The shallow work that increasingly dominates the time and attention of knowledge workers is less vital than it often seems in the moment.
A nontrivial amount of shallow work is needed to maintain most knowledge work jobs.
Deep work is exhausting because it pushes you toward the limit of your abilities. For someone new to such practice, an hour a day is a reasonable limit. For those familiar with the rigors of such activities, the limit expands to something like four hours, but rarely more.
We spend much of our day on autopilot, not giving though to what we're doing with out time. This is a problem. Adopt the habit of pausing before action and asking what makes the most sense right now?
Divide hour fo your workday into blocks. Not every block needs to be dedicated to a work task - also lunch and relaxation. Minimum size of a box is 30 minutes. Batch similar things to a more generic task blocks.
Your goal is not to stick to the schedule but rather to have a thoughtful say in what you are doing with your time.
Make the blocks longer than what you think will be required to finish the task.

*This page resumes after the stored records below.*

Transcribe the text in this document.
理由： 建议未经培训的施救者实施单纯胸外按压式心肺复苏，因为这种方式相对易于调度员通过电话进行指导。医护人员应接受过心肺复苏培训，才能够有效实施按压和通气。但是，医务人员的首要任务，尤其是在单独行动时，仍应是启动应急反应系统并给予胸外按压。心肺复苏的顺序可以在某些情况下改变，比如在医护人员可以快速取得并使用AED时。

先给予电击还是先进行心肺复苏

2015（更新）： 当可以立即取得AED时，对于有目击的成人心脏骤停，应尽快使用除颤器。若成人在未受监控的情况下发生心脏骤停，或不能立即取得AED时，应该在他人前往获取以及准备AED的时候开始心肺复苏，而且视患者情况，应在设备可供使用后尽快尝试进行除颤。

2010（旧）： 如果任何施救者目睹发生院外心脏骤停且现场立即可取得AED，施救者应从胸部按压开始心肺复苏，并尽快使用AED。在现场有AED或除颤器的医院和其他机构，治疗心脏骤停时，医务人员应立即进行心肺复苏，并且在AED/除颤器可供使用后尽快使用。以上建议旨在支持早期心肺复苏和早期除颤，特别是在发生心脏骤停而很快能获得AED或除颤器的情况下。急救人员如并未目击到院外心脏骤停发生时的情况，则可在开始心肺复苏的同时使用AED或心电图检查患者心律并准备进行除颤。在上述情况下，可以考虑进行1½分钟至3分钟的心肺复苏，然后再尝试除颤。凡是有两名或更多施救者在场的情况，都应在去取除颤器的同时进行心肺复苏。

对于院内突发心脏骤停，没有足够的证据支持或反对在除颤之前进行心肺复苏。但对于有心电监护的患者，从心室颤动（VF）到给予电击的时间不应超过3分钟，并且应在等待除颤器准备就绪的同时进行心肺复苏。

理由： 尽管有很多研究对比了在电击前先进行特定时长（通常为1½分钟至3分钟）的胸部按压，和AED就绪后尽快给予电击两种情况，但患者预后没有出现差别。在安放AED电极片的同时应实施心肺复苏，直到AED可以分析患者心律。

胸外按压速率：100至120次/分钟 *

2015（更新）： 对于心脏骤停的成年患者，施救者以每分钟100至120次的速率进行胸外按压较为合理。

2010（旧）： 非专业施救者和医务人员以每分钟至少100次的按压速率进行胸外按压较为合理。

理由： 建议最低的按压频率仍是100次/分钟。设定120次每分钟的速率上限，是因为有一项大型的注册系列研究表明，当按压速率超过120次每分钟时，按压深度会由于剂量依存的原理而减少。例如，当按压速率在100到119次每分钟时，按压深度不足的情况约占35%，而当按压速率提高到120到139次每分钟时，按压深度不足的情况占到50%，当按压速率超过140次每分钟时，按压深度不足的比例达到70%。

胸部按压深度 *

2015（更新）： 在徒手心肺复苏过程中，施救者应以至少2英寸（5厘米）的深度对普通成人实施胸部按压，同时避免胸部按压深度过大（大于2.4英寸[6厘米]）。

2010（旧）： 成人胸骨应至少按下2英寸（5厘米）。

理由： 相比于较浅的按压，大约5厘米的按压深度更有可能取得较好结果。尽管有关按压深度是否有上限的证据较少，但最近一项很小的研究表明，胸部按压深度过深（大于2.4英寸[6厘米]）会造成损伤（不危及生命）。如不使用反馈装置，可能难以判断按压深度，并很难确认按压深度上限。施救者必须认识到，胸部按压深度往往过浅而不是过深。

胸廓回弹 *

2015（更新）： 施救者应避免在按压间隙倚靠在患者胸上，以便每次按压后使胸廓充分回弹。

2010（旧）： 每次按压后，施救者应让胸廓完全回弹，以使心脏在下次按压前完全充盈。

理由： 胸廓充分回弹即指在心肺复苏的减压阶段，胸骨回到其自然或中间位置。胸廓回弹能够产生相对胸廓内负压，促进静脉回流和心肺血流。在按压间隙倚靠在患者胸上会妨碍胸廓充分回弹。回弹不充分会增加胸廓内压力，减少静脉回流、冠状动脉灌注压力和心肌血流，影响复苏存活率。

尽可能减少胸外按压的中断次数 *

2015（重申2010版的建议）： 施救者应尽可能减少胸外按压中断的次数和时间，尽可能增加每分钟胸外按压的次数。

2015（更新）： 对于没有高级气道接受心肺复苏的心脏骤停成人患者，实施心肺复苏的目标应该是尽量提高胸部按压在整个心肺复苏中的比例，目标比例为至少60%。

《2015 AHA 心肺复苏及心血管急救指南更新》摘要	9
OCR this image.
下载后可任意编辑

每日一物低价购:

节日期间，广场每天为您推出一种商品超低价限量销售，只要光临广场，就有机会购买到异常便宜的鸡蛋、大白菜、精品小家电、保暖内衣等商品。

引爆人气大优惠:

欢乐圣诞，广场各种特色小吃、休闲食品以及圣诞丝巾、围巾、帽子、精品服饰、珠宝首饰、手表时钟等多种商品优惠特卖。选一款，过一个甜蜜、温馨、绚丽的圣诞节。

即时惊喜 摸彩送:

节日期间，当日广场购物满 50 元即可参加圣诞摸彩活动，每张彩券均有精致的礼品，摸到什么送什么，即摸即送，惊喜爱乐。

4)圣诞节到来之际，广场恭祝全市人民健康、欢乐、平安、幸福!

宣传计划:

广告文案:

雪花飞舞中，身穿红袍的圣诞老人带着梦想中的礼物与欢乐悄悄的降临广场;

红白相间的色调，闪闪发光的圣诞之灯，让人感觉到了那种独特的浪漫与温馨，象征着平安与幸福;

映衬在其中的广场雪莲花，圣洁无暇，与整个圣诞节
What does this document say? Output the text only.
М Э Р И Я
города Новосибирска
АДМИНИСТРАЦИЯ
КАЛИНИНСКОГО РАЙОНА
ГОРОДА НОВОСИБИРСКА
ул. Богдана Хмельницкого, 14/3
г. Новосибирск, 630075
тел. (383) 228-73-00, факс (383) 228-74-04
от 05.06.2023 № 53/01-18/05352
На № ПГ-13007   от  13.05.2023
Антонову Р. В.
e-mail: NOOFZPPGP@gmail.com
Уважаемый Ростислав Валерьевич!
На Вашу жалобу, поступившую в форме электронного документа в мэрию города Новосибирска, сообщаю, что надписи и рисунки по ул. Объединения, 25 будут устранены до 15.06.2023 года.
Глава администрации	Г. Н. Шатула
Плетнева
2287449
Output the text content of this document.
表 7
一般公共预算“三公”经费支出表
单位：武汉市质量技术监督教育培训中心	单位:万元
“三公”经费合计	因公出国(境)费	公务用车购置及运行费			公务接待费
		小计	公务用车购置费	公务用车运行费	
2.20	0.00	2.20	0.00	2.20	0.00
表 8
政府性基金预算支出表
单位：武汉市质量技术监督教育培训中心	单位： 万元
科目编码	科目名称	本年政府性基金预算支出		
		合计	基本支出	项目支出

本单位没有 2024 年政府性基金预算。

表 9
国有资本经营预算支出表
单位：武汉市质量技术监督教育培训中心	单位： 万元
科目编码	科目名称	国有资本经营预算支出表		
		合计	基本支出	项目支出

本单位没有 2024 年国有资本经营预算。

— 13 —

How long would it take in months to train a smart recent college graduate with no specialized training to complete this task?
Tasks that leverage your expertise provide double benefit - return more value per time spent and stretch your abilities leading to improvement.
Firm goal of not working past a certain time; work backward to find productivity strategies that allow to satisfy declaration.
Reduction in shallow frees up more energy for the deep alternative, allowing us to produce more than if we had defaulted to a more crowded schedule. Limits to our time needs more careful thinking about organizational habits also leading to more value produces as compared to a longer but less organized schedules.
Fixed-schedule productivity is a meta-habit - simple to adopt, broad in its impact.